Penélope

PASAJE |DE CHINITAS 
“Cuando se escribe en Belmonte Arte, la casa de Melanie Belmonte…”
Iván R. Ray
Escritor | Colaborador Belmonte  ••• | Arte

Con demasiada frecuencia olvidamos que el traje que nos cubre está tejido de tiempo y, en cada paso que damos, dejamos jirones de vida en cada rama de cada árbol de la ciencia. Cree el hombre que camina avanzando, pero lo hace sobre una tierra que gira sobre sí misma y que, al cabo, tras los pasos que caben en cada existir, muere a la misma distancia del centro de este mundo, y de su luna, que cuando nació. Mientras llega el otoño el tiempo, con sus dedos de nubes, desnuda los árboles como se arrancan las hojas de todos los calendarios, dejando los troncos y las ramas como gritos en piedra de todo aquello que quedó sin ser deseado. La naturaleza parece entonces echarse a morir, y el hombre que la contempla siente el hielo del invierno que se acerca hollando la hierba que pronto cubrirá la nieve dándole la forma de sus pasos. En la ciencia que ordena el alma de los hombres, el tiempo es la incógnita de sus ecuaciones porque para el tiempo somos nosotros, los hombres, los que pasamos fugaces y tercos.

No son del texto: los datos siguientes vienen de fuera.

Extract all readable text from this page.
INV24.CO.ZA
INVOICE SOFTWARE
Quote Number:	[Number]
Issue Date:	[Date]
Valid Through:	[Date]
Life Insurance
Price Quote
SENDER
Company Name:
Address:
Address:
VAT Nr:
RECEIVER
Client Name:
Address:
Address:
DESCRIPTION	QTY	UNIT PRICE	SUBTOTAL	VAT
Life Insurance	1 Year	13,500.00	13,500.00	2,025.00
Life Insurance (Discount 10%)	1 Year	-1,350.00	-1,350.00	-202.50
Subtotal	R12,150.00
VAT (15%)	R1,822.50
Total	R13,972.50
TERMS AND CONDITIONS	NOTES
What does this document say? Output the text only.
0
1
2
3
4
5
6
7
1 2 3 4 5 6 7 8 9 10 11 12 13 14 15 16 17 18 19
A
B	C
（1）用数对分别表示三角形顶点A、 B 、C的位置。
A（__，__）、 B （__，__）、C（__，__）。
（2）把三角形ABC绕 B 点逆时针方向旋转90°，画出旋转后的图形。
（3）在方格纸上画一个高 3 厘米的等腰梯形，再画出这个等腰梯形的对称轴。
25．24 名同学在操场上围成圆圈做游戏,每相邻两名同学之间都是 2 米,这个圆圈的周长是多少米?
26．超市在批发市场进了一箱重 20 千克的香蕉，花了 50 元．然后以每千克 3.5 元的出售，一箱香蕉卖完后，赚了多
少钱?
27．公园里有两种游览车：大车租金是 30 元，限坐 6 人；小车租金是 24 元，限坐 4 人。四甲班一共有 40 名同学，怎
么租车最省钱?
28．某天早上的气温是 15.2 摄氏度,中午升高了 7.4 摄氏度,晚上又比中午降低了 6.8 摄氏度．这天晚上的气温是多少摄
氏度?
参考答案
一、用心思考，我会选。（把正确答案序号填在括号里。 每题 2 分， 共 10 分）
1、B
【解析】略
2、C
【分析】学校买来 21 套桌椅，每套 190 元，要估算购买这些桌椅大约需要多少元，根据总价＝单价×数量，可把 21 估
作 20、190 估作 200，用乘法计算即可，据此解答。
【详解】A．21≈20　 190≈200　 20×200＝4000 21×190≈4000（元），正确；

El tiempo se alimenta de nuestra carne y, como amante, se deja seducir por la imagen que reflejas en nuestro espejo. Solo el amor es más fuerte que el tiempo y a él se somete para derrotarlo. Podemos conocer los caminos que ha recorrido una persona en su vida por su forma, la que a modo de tatuaje quedan para siempre en su faz y llamamos con cariño arrugas. Todo lo demás, en fin, será paisaje, lo que duramos en salir desde el fondo del pozo hasta su brocal para ver que no hay nada más acá. Como todo lo creado el hombre nace, crece se reproduce y, si no la conoce a usted, muere.

Nos entregamos al tiempo como nos rendimos al amor y solo este, el amor, puede vencerlo con sus propias armas, que son las agujas de los relojes que se blanden como sables afilados, terribles y sedientos cuando brillan al sol reflejando su luz en las hojas, o aguerridos y dulces en manos de quien sabe tejer con ellas, virtud aprendida de boca de los propios siglos. Son las manos que hilan los dobladillos del tiempo por el que devenimos porque solo las manos de una mujer capaz, de ellas sí, tienen la fuerza de burlar su suerte de hierro, manos femeninas por las que ese tiempo se mueve avanzando y retrocediendo a su antojo. Son las manos que esperan de día a su amor de la noche, tejiendo desde que sale el sol, deshilachando en la vigilia. Son las manos de Penélope que aguardan el regreso de aquel a quien un día entregó su vida transformando el tiempo en un tejer y en un deshacer con el que llegamos a comprender que, cuando se ama, es posible vivir toda la eternidad antes de que ponga el sol. Penélope es la paradoja de quienes, como Eumeo, custodiaron la sombra de su señor presentado ante el tiempo como un mendigo.